Tliltocatl andrewi

Scientific classification
- Domain: Eukaryota
- Kingdom: Animalia
- Phylum: Arthropoda
- Subphylum: Chelicerata
- Class: Arachnida
- Order: Araneae
- Infraorder: Mygalomorphae
- Family: Theraphosidae
- Genus: Tliltocatl
- Species: T. andrewi
- Binomial name: Tliltocatl andrewi (Schmidt, 1992), nomen dubium
- Synonyms: Brachypelma andrewi Schmidt, 1992;

= Tliltocatl andrewi =

- Authority: (Schmidt, 1992), nomen dubium
- Synonyms: Brachypelma andrewi Schmidt, 1992

Species of spider

Tliltocatl andrewi (synonym Brachypelma andrewi) is a possible species of spider in the family Theraphosidae (tarantulas). The World Spider Catalog regards it as a nomen dubium (dubious name). Only the male has been described and its distribution is unknown.

==Description==
Only a male preserved since 1875 has been described, initially incorrectly as Euathlus truculentus. Its body length is 55 mm; the fourth leg is longest at 67 mm. The general colour is blackish brown, with long orange-red hairs on the abdomen and legs. The femurs of the legs have bronze gold hairs. The palpal bulb has a wide embolus tapering to a point, typical of Brachypelma species (as then understood) as opposed to the long tapered embolus of Euathlus species.

==Taxonomy==
In a study published in 1992, Andrew Smith described a specimen in the British Museum of Natural History believing it to be a male of Euathlus truculentus. He used his description to support the view held at the time that the genus Brachypelma was synonymous with Euathlus.
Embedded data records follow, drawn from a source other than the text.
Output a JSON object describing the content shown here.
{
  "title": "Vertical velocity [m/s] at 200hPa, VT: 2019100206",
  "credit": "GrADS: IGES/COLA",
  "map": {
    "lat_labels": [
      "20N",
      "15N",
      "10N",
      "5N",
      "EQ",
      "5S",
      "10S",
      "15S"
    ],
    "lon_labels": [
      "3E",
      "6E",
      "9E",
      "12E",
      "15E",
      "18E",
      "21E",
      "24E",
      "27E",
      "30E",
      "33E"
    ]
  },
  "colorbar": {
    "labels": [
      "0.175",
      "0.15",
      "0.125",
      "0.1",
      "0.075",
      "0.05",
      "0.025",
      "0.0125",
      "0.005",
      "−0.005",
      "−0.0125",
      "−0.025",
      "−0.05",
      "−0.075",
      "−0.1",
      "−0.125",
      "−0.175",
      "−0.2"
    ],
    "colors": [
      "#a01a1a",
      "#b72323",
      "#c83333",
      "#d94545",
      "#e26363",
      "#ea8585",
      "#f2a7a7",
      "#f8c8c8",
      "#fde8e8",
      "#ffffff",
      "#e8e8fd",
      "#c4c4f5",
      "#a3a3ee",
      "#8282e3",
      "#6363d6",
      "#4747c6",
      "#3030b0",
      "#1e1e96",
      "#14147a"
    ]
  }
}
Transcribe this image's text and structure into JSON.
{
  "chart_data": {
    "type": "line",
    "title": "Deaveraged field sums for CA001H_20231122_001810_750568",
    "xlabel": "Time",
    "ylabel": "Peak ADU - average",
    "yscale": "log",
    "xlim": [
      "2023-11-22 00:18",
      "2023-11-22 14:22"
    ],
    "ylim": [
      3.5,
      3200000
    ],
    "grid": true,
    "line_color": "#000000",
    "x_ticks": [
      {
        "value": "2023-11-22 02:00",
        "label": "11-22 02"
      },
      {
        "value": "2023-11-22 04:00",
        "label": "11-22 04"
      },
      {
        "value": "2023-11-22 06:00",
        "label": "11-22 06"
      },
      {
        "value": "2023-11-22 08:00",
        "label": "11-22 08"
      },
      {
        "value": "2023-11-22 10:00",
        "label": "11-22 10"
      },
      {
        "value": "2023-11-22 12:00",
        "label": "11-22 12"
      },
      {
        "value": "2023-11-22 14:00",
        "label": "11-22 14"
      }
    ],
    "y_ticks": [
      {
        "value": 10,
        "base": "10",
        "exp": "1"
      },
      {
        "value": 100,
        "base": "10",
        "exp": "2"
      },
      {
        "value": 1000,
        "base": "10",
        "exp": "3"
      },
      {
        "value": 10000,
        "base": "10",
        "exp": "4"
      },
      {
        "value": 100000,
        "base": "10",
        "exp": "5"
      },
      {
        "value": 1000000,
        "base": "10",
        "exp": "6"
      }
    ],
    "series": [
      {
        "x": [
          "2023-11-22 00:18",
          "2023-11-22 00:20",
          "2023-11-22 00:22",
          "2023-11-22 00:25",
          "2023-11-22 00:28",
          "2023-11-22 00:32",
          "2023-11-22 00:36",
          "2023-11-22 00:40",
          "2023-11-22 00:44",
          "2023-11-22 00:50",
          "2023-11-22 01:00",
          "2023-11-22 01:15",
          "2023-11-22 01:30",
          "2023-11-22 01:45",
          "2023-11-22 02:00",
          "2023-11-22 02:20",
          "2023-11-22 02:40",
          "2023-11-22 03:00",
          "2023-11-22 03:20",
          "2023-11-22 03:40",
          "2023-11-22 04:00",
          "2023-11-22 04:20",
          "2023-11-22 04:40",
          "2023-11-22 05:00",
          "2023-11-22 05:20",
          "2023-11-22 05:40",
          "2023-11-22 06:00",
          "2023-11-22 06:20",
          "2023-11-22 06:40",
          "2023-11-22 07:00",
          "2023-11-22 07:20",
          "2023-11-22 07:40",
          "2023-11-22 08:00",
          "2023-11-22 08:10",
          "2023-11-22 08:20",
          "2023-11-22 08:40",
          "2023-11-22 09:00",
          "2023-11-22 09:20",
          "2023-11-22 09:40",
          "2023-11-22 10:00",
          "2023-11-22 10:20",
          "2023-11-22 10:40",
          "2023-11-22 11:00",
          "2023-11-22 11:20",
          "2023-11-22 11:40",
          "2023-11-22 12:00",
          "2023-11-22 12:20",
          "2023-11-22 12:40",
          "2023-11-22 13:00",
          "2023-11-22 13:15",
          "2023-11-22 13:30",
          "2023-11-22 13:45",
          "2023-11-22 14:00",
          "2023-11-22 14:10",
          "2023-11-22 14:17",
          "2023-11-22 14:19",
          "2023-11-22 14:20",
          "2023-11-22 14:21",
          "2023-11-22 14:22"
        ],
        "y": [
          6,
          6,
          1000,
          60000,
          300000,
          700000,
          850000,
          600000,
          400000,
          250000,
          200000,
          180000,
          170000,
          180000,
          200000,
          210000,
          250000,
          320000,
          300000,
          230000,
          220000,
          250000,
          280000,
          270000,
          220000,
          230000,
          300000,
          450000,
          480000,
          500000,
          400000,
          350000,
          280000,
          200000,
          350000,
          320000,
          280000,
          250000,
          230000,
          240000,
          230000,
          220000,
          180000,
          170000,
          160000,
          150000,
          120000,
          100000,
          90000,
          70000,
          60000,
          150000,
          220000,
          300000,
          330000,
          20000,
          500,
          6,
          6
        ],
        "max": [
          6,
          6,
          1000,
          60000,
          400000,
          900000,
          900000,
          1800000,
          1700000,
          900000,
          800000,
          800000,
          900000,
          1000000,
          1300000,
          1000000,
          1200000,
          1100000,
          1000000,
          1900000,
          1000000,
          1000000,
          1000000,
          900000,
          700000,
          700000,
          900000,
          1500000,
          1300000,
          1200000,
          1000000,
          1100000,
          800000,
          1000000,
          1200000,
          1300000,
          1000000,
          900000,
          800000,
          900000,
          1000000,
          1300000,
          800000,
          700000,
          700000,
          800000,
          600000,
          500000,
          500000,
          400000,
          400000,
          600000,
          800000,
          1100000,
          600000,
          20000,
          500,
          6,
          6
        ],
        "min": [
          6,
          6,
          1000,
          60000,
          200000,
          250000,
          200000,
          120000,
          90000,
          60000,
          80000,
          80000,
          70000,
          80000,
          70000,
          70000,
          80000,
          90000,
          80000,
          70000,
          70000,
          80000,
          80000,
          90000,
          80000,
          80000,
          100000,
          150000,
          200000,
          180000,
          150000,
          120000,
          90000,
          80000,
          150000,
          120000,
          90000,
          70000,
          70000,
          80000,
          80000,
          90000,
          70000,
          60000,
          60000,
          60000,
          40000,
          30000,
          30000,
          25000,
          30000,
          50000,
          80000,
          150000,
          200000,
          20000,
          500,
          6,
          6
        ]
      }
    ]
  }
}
However, shortly afterwards in 1992, Günter Schmidt realized that this specimen was not the same species as the type of Euathlus truculentus, but was in fact a new species of Brachypelma (as then understood), which he called B. andrewi after Andrew Smith. Smith accepted that he had been mistaken. As of September 2017, only this male has been described. The species was transferred to Tliltocatl, along with other species of Brachypelma, in 2020.

==Distribution==
The label on the described specimen says "Cuba", but this is considered unlikely as its place of origin, the presumption being that it was purchased in Havana, Cuba.